How worried should parents be?

Sultan said parents should be “very concerned” about the findings. “Some parents I work with ignore or condone this behavior. They don’t think about cannabis use as an issue, but it is,” he says.

Dr. A.S. Daniel FisherThe chair of pediatrics at Providence St. John’s Health Center in Santa Monica, California, agrees. “I think the numbers are off—I think more kids are smoking pot than they’re letting on, and that’s more of a problem,” she tells Yahoo Life. “Marijuana affects the developing brain and children’s brains continue to develop until the age of 25. Mental health is such an issue – it can make it worse.”

Why Teens Use Marijuana Impacts Mental Health?

Sultan’s study didn’t examine why cannabis use was associated with mental health problems — it simply found a link. However, he said, cannabis use tends to feed into an unhealthy cycle with conditions such as depression and anxiety.

“Take a child who is troubled and prone to depression. Then more happens and the substance starts to make the mind feel good because it makes it feel good,” says Sultan. “The more you use it, the more it affects your thinking. This increases the likelihood of depression and more suicidal thoughts. It’s feedback that spirals down and gets to the point where we as child psychiatrists think.

And this brings up the big question of which comes first: mental health or pot use. Experts say it’s a little more complicated than that. “Often people use certain substances to numb certain emotions and feelings.” Dr. Mohammad ZeshanA clinical assistant professor of psychiatry at Rutgers New Jersey Medical School tells Yahoo! For teenagers, this can be related to peer pressure or other stressful situations, says cannabis, which “can help them relax, calm down and be happy; This creates more opportunity for reuse,” he said.

But Zeshan said the issue goes deeper than just saying that teenagers with mental health disorders are more likely to use marijuana. “There are a lot of factors that go into this,” he says.

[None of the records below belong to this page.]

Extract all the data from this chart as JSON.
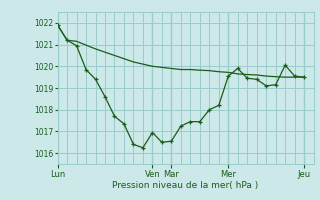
{
  "background_color": "#cce8e8",
  "plot_bg_color": "#cce8e8",
  "grid_color": "#99cccc",
  "line_color": "#1a5c1a",
  "xlabel": "Pression niveau de la mer( hPa )",
  "ylim": [
    1015.5,
    1022.5
  ],
  "yticks": [
    1016,
    1017,
    1018,
    1019,
    1020,
    1021,
    1022
  ],
  "day_labels": [
    "Lun",
    "Ven",
    "Mar",
    "Mer",
    "Jeu"
  ],
  "day_positions": [
    0,
    10,
    12,
    18,
    26
  ],
  "xlim": [
    0,
    27
  ],
  "series1_x": [
    0,
    1,
    2,
    4,
    6,
    8,
    10,
    12,
    13,
    14,
    15,
    16,
    17,
    18,
    19,
    20,
    21,
    22,
    23,
    24,
    25,
    26
  ],
  "series1_y": [
    1021.9,
    1021.2,
    1021.15,
    1020.8,
    1020.5,
    1020.2,
    1020.0,
    1019.9,
    1019.85,
    1019.85,
    1019.82,
    1019.8,
    1019.75,
    1019.72,
    1019.65,
    1019.62,
    1019.6,
    1019.55,
    1019.52,
    1019.5,
    1019.5,
    1019.5
  ],
  "series2_x": [
    0,
    1,
    2,
    3,
    4,
    5,
    6,
    7,
    8,
    9,
    10,
    11,
    12,
    13,
    14,
    15,
    16,
    17,
    18,
    19,
    20,
    21,
    22,
    23,
    24,
    25,
    26
  ],
  "series2_y": [
    1021.9,
    1021.2,
    1020.95,
    1019.85,
    1019.4,
    1018.6,
    1017.7,
    1017.35,
    1016.4,
    1016.25,
    1016.95,
    1016.5,
    1016.55,
    1017.25,
    1017.45,
    1017.45,
    1018.0,
    1018.2,
    1019.55,
    1019.9,
    1019.45,
    1019.4,
    1019.1,
    1019.15,
    1020.05,
    1019.55,
    1019.5
  ]
}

Fisher agrees. “There’s definitely a group of kids with mental health issues who are looking for ways to self-medicate,” she says. But marijuana can mask depression or suicidality in children who haven’t previously reported it.

What can parents do?

The message surrounding marijuana over the past few years has been that it’s a relatively safe drug, Sultan says, and encourages parents to talk to their kids about why that’s not true. “Parents should educate their children about this,” he said. “Parents need to look at cannabis use and whether their children are at increased risk of depression and anxiety. The under-the-radar learning problem, depression and anxiety, should not be assumed to be a problem or ‘just a phase.’

“Be honest with your kids that their brains are exposed to this substance and it can lead to much worse things,” Fisher advises parents.

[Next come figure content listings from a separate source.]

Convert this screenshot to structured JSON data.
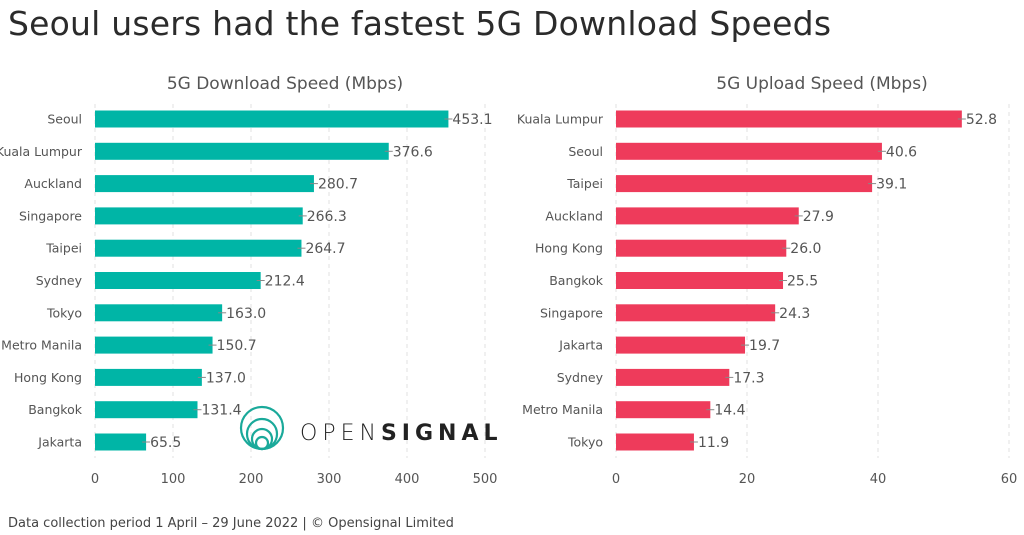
{
  "title": "Seoul users had the fastest 5G Download Speeds",
  "footer": "Data collection period 1 April – 29 June 2022  |  © Opensignal Limited",
  "logo": {
    "text_light": "OPEN",
    "text_bold": "SIGNAL",
    "color": "#1aa99a"
  },
  "chart_data": [
    {
      "type": "bar",
      "orientation": "horizontal",
      "title": "5G Download Speed (Mbps)",
      "categories": [
        "Seoul",
        "Kuala Lumpur",
        "Auckland",
        "Singapore",
        "Taipei",
        "Sydney",
        "Tokyo",
        "Metro Manila",
        "Hong Kong",
        "Bangkok",
        "Jakarta"
      ],
      "values": [
        453.1,
        376.6,
        280.7,
        266.3,
        264.7,
        212.4,
        163.0,
        150.7,
        137.0,
        131.4,
        65.5
      ],
      "labels": [
        "453.1",
        "376.6",
        "280.7",
        "266.3",
        "264.7",
        "212.4",
        "163.0",
        "150.7",
        "137.0",
        "131.4",
        "65.5"
      ],
      "xlim": [
        0,
        500
      ],
      "ticks": [
        "0",
        "100",
        "200",
        "300",
        "400",
        "500"
      ],
      "grid": true,
      "error_bars": true,
      "color": "#00b5a6"
    },
    {
      "type": "bar",
      "orientation": "horizontal",
      "title": "5G Upload Speed (Mbps)",
      "categories": [
        "Kuala Lumpur",
        "Seoul",
        "Taipei",
        "Auckland",
        "Hong Kong",
        "Bangkok",
        "Singapore",
        "Jakarta",
        "Sydney",
        "Metro Manila",
        "Tokyo"
      ],
      "values": [
        52.8,
        40.6,
        39.1,
        27.9,
        26.0,
        25.5,
        24.3,
        19.7,
        17.3,
        14.4,
        11.9
      ],
      "labels": [
        "52.8",
        "40.6",
        "39.1",
        "27.9",
        "26.0",
        "25.5",
        "24.3",
        "19.7",
        "17.3",
        "14.4",
        "11.9"
      ],
      "xlim": [
        0,
        60
      ],
      "ticks": [
        "0",
        "20",
        "40",
        "60"
      ],
      "grid": true,
      "error_bars": true,
      "color": "#ee3b5b"
    }
  ]
}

If you know your child uses the potty, Zeshan recommends using a more empathetic approach to talking about their use. “Sit down with your kids and try to understand why they’re using it,” he said. “Then try to help them. Are there other ways to deal with peer pressure and stress? Instead of punishing them, try to understand them and meet them where they are.”

But experts stress the importance of addressing pot use and its potential harmful effects on children. “It’s scary,” Fisher said. “I don’t think we should give this up.”